I moved to DC this past May with no network, no fall internship offer, and very little knowledge of the employment landscape of the DMV area. I knew that I would need industry connections and a better understanding of the opportunities available to successfully navigate recruiting this fall and spring, and so I spent the bulk of my free time over the summer reaching out to anyone even remotely connected to me, requesting informational interviews. A few hundred cold emails, InMails, and connection requests later I stand one week away from starting an internship at the U.S. Treasury, confident in my understanding of the employment landscape and connected to a substantial number of working professionals across the various federal agencies and private companies I’m exploring recruiting opportunities with for the coming year.
Between May and August, I reached out to more than 300 alumni and second-degree connections, and met personally with more than 80 individuals who work for firms in the DMV area that interest me.
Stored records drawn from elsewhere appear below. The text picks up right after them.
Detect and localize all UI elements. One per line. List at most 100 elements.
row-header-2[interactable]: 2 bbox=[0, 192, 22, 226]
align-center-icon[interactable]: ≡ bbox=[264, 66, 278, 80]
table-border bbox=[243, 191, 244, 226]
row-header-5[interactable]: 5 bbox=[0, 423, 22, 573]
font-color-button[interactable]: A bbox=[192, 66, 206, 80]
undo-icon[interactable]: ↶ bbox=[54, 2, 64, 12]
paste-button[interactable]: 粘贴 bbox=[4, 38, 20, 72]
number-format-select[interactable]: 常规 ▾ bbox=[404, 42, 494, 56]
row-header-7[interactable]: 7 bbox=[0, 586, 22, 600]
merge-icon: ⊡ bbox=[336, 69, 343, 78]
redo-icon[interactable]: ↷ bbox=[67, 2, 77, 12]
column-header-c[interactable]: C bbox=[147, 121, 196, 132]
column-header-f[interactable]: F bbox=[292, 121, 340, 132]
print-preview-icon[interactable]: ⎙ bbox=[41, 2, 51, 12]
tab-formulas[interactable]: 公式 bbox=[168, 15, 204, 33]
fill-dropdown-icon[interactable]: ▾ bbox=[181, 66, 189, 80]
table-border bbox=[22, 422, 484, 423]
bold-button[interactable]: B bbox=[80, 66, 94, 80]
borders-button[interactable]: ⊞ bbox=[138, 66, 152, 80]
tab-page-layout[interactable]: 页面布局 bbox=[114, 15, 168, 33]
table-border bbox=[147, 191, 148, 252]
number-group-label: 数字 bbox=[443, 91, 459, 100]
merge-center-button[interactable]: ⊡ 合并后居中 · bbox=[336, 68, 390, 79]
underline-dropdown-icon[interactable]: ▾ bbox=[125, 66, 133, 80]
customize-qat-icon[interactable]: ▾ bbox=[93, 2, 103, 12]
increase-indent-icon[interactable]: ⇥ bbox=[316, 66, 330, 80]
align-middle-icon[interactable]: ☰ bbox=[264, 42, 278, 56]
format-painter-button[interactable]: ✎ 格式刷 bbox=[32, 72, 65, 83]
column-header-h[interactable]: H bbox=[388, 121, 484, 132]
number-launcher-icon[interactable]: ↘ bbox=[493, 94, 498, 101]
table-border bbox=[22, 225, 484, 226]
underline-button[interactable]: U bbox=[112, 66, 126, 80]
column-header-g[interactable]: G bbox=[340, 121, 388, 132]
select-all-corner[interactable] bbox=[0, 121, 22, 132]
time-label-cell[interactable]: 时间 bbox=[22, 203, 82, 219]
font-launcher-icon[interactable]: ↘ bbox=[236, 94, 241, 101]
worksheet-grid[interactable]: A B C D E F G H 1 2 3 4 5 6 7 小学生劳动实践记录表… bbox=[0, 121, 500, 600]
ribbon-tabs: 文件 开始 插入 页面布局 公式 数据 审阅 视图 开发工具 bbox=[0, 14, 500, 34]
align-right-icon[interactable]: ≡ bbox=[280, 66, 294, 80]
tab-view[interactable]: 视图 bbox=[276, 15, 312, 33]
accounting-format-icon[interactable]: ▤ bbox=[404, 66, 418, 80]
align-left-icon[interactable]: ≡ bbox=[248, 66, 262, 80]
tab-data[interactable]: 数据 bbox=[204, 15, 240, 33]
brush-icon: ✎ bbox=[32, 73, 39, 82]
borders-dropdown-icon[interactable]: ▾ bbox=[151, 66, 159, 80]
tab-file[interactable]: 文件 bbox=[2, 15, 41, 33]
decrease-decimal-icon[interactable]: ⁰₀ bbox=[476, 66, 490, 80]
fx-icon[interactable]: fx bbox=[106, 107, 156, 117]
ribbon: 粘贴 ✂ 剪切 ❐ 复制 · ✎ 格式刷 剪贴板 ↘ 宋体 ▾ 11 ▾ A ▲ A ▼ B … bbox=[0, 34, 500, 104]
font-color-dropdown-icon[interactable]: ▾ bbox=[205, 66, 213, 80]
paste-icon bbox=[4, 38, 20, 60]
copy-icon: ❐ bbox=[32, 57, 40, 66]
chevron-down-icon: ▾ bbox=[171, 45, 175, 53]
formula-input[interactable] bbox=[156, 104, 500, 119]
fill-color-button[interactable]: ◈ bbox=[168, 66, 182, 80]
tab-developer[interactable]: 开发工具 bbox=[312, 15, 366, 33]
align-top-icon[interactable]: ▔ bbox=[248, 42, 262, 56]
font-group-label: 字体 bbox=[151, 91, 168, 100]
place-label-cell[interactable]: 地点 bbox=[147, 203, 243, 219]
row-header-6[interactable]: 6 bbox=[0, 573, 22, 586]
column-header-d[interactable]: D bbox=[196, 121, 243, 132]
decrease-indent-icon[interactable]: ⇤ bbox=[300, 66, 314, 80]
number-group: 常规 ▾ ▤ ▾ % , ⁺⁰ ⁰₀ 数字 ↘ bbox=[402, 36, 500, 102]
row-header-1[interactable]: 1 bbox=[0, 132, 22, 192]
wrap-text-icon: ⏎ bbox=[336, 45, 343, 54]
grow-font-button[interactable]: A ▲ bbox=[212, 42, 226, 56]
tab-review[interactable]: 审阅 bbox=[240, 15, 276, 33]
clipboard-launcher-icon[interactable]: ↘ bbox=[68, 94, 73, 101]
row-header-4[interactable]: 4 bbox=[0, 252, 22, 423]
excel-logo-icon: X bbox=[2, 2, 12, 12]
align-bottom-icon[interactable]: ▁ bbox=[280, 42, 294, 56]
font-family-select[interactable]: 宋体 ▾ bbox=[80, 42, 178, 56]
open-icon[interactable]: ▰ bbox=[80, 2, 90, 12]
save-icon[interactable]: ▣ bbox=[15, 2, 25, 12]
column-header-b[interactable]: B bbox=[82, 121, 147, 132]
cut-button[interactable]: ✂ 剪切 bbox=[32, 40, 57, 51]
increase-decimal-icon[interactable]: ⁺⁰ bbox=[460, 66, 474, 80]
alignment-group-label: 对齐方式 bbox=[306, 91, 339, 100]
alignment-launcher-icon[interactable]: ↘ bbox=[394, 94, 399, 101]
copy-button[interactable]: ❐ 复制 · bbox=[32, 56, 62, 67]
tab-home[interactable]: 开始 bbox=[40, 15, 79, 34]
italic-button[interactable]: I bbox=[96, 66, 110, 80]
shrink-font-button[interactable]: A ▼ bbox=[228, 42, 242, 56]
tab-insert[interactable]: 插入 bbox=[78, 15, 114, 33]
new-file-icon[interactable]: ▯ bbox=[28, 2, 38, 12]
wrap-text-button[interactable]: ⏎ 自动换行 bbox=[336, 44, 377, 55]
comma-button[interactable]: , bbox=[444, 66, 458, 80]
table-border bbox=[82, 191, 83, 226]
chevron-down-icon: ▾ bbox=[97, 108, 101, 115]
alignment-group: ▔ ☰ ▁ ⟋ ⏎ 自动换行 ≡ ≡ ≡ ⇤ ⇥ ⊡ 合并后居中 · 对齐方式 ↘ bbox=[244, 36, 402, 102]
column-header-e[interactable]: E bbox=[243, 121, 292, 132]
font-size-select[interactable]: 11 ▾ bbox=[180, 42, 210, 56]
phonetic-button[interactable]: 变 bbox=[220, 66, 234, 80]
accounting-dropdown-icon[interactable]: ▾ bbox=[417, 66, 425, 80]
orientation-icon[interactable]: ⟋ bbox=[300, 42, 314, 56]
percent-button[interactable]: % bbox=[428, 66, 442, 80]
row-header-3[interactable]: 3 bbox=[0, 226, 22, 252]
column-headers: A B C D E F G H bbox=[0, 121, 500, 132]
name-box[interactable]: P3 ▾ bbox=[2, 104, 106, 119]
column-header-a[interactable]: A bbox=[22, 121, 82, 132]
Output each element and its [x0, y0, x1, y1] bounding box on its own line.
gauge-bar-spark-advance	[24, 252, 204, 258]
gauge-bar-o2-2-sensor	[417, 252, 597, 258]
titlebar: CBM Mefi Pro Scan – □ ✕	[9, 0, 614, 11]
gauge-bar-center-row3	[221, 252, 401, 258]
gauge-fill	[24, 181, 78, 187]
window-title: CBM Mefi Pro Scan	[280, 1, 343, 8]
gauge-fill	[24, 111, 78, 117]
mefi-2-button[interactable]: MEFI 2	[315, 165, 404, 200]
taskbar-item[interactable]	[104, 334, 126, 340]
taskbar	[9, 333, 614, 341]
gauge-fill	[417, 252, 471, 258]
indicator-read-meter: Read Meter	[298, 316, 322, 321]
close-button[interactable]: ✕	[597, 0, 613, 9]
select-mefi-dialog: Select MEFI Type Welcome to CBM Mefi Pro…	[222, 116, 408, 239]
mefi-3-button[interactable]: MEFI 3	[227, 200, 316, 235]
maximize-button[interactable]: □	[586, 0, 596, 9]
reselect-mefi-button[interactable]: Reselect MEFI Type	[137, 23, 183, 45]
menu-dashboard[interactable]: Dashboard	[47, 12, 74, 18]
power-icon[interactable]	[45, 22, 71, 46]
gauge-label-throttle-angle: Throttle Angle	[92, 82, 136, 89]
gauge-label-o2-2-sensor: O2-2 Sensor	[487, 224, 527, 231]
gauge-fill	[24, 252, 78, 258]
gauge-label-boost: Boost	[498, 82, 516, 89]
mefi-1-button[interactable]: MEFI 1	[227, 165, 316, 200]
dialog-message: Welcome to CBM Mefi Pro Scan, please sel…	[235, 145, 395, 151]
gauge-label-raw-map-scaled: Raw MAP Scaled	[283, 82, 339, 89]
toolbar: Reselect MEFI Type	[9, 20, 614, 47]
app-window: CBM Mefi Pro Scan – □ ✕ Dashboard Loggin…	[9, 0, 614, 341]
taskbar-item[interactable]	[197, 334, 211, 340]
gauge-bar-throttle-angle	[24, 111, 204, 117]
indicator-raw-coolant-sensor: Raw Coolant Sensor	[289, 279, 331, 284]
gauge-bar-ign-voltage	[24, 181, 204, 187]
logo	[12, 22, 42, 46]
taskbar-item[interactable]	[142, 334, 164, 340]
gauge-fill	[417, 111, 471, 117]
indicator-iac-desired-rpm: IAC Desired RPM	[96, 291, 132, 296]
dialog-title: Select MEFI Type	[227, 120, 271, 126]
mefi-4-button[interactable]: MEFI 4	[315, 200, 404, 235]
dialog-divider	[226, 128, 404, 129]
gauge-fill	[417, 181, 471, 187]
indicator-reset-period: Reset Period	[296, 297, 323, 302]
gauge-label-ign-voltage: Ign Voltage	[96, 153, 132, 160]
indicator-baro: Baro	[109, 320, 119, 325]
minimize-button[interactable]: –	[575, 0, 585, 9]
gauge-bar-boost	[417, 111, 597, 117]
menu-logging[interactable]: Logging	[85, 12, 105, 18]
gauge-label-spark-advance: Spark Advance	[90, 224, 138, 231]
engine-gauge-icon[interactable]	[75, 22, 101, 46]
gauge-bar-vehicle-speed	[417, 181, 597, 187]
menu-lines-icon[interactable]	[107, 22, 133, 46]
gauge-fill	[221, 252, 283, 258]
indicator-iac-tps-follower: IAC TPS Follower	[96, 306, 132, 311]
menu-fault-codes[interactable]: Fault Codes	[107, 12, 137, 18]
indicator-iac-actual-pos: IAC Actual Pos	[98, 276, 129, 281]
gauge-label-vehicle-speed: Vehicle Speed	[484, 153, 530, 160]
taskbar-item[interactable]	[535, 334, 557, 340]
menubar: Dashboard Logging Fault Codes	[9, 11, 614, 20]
The process helped me build a network of working professionals across the various financial services firms and agencies in DC, and allowed me to build valuable networking skills that will undoubtedly benefit me for years to come.
The informational interview process in a nutshell:
- Define your firms of interest
Hash out a list of all firms that interest you, even those you aren’t familiar with. Have an open mind and cast a wide net at this stage – you want to have lots of options when searching for connections.
- Search for connections
LinkedIn is a powerful tool for networking, and using some of the more advanced search options you can identify alumni, former colleagues, and second degree connections who work for your firms of interest. Identify as many potential connections as possible – remember that many of your inquiries will never be opened or answered, so more is better here.
- Reach out
At this point in the process, I started a spreadsheet to keep track of who I had reached out to, how I did so, and whether they responded. In many cases, you’ll be reaching out using LinkedIn’s InMail (this requires a LinkedIn Premium account, which is well worth the cost for those who need to network heavily for a period of time), though you can sometimes find an individual’s email address or other point of contact published online. Your message should be brief, and should state in short why you’re reaching out and how you are connected (we went to the same school, we used to work for the same company, we contribute to the same organizations). Offering to meet briefly over coffee is a good starting point for most connections, and you can also let people know that you’re looking to hear about their experience with “X Company,” and not simply hunting for an internal referral.
Set up meetings with those who respond to your inquiry. Always offer to meet wherever is most convenient for your contact – remember, these people are taking time out of their schedules to meet with you, so make the process easy for them. Have a few questions on hand to keep the conversation moving, and be sure to present yourself well. Never directly ask for an internal referral during an informational interview, even if that is ultimately your motivation for reaching out (this wasn’t the case for me, as I was simply building my network). Often, though, if whoever you are meeting with is impressed, they will offer to refer you internally should you ever need it down the road. Always try to pick up the tab for those who agree to meet with you as a “thank you” for taking the time to talk about their experience and career path.
You should always send an email thanking your connection for meeting with you – do this within a few days after your meeting and keep the message brief.